Estranho encontro

Ela mandou uma mensagem perguntando se aceitaria um encontro para que se conhecessem melhor. Alegou que lia com regularidade os seus textos na Internet e comungava com os argumentos ali oferecidos, mas que até então se reservara tecer qualquer comentário a respeito, preferindo ficar no anonimato. 

Que assim procedia por falta de motivação e por estar ciente que seria apenas mais um visitante, como tantos outros que se revezam entre as escrivaninhas com um objetivo comum: chamar a atenção para os respectivos textos através da contumaz troca de críticas literárias nos respectivos sites. 

Finalizou dizendo que nunca se rendera a esse intercâmbio cultural, se é que assim podia defini-lo, já que os escritores deveriam deixar a critério dos usuários essa opção, mesmo que provocasse uma redução dos comentários. Afinal, os que tivessem talento acabariam sendo reconhecidos naturalmente pela sua arte, sem que precisassem cumprir essa enervante rotina que não levava a nada, no seu entendimento. 

Ao concordar inteiramente com esses convincentes argumentos, a sua curiosidade foi aguçada a tão ponto que considerou seriamente a possibilidade de realizar o encontro, ainda que não fizesse muita fé. Havia passado por situações semelhantes em recentes oportunidades sem que em nada resultassem, a não ser em novas amizades; mais virtuais do que físicas. Todavia, evitaria agir como um adolescente. Em sua idade necessitava de algo promissor que oferecesse melhores perspectivas num futuro a dois . 
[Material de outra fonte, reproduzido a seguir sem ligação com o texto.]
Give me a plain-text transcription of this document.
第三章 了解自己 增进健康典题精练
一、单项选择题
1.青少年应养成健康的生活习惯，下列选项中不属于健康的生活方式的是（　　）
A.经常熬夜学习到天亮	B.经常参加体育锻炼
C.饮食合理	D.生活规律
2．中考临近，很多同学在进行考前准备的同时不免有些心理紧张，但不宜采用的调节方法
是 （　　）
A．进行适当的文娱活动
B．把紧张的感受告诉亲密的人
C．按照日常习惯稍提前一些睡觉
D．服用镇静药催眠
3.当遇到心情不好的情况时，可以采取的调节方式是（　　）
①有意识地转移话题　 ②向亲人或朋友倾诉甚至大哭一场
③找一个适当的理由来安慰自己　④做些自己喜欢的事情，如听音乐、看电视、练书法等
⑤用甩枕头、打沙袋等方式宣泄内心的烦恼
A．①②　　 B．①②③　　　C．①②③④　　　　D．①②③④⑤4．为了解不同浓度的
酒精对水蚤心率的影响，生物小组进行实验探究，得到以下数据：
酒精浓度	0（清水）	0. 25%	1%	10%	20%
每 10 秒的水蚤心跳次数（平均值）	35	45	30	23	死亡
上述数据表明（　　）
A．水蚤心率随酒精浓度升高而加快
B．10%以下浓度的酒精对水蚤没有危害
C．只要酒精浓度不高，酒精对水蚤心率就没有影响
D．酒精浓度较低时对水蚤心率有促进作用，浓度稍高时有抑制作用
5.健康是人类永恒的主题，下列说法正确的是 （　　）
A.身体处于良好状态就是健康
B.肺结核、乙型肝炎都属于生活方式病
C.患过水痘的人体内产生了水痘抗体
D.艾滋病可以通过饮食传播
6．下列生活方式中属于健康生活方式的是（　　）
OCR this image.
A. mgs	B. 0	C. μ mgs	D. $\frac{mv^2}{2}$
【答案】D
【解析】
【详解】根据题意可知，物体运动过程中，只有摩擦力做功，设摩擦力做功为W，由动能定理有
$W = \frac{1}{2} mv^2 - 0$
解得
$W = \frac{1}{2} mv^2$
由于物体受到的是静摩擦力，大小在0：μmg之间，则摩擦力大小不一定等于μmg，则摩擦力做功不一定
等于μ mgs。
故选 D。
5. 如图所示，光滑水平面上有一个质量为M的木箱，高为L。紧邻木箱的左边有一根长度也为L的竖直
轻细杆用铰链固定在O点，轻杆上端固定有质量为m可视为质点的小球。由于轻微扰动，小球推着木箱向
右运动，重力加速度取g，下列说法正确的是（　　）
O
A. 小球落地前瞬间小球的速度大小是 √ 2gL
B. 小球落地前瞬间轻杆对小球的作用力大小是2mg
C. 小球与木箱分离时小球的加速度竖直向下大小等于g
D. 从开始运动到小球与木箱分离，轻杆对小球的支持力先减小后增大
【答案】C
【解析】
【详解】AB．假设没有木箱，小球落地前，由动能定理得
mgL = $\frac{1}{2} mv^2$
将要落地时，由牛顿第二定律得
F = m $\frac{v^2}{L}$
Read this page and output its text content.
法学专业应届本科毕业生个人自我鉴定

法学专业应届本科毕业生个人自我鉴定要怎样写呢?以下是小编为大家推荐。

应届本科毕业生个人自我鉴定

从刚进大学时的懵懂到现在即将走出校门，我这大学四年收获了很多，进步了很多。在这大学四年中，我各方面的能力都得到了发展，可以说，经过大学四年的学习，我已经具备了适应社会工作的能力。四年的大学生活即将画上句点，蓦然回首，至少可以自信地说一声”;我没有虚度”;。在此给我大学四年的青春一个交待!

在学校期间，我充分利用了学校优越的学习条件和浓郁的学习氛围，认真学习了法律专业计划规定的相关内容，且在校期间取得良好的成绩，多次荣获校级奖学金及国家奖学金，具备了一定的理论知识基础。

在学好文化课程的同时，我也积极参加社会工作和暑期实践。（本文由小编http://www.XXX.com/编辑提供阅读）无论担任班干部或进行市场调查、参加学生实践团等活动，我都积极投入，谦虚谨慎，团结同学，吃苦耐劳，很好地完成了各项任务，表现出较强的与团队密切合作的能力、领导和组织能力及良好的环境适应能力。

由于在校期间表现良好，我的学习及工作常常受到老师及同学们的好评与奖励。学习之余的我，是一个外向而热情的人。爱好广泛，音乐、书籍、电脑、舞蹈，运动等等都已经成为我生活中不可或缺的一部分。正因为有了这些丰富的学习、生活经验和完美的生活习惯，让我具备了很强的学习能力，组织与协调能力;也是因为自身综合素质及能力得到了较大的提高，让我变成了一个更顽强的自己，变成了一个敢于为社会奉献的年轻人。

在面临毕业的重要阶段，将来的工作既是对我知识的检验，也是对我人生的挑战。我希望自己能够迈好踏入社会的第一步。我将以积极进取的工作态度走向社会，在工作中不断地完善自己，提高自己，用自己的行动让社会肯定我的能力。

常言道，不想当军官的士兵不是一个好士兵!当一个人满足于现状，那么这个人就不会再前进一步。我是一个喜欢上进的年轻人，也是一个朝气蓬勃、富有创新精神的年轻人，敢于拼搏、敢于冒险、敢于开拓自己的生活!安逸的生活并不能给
Apesar dessas conjecturas, fechou os olhos, respirou bem fundo e contou até dez - sempre agia assim numa decisão importante - antes de decidir marcar o encontro num shopping chiquérrimo, local em que desfrutariam de momentos de muito conforto e sofisticação.

Não se preocupava nem um pouco com as despesas extras que daí adviriam. Havia tempo que não dava importância a esses detalhes. A ocasião era apropriada para que começasse a gastar as economias de uma vida inteira. 

Então, lembrando-se da frase pronunciada por César às margens do Rubicon, "Alea jacta est" (A sorte está lançada) e foi à luta. 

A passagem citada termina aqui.